Alan Sillitoe’s Loneliness of the Long Distance Runner (Harper Collins) had a profound influence on me when I read it in my early teens. Not only because as child I had lived in England of the period, but also, because the Australian private school I attended forced me to run my non preferred distance in athletic events because the school would gain more points.

While discussing strong redemptive stories, someone, probably mischievously suggested I read Jeff Kinney’s The Diary of a Wimpy Kid (Puffin). At the same time, I am reading Walter Mischel’s The Marshmallow Test (Bantam). Not a good combination.

I am told “reluctant readers” “love” The Diary of a Wimpy Kid. My question is, in this narcissistic age, does this sort book do more harm than possible good?

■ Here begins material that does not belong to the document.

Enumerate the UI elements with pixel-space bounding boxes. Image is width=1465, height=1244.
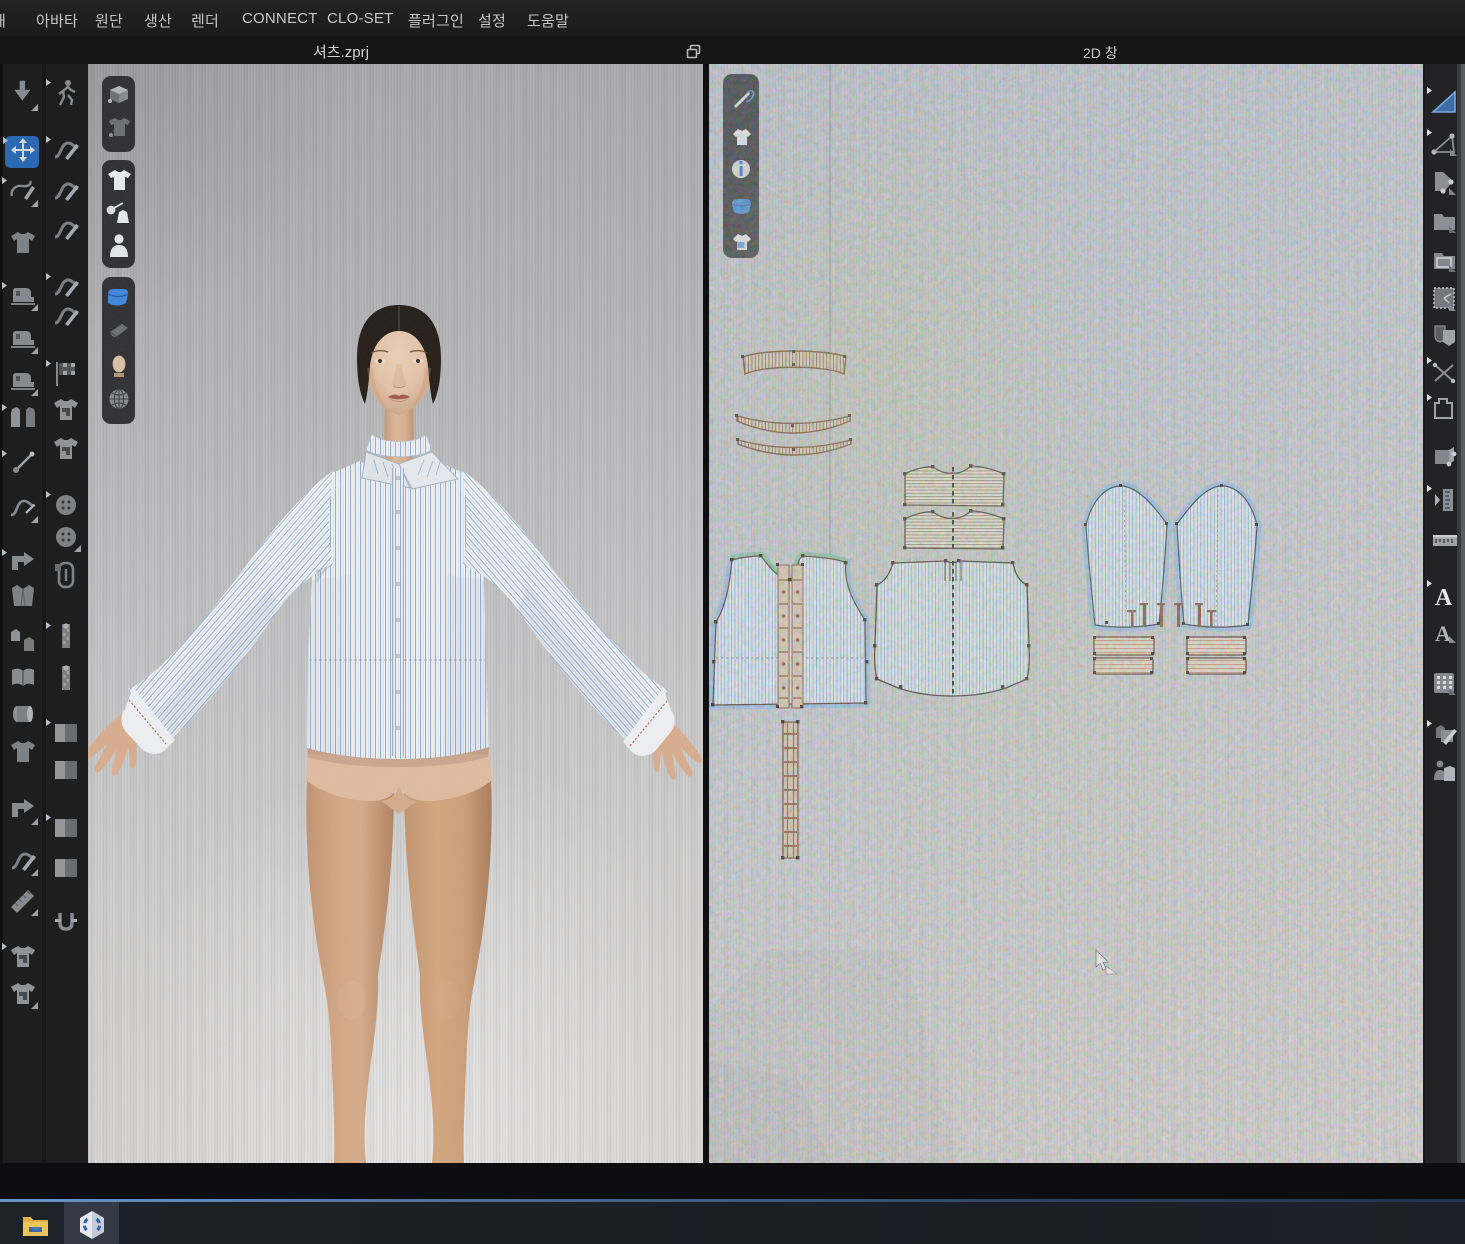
svg-text:A: A: [1435, 621, 1451, 646]
svg-text:A: A: [1435, 585, 1453, 611]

The character is so self-obsessed that to describe him as clinically narcissistic would not be extreme. If this character was real, he would become an evil adult. Some things are so tragic that they are never funny.

Seeing yourself reflected in stories can allow you to be become more comfortable with who you are. Sometimes, as Mischel points out, you should not be.

And for those who want Australian (and actually humorous) alternatives to Wimpy Kid, may I suggest you start with Michael Gerard Bauer, Tristan Bancks, Anh Do and Oliver Phommavanh?

Richard Pickup – reader, runner, former librarian.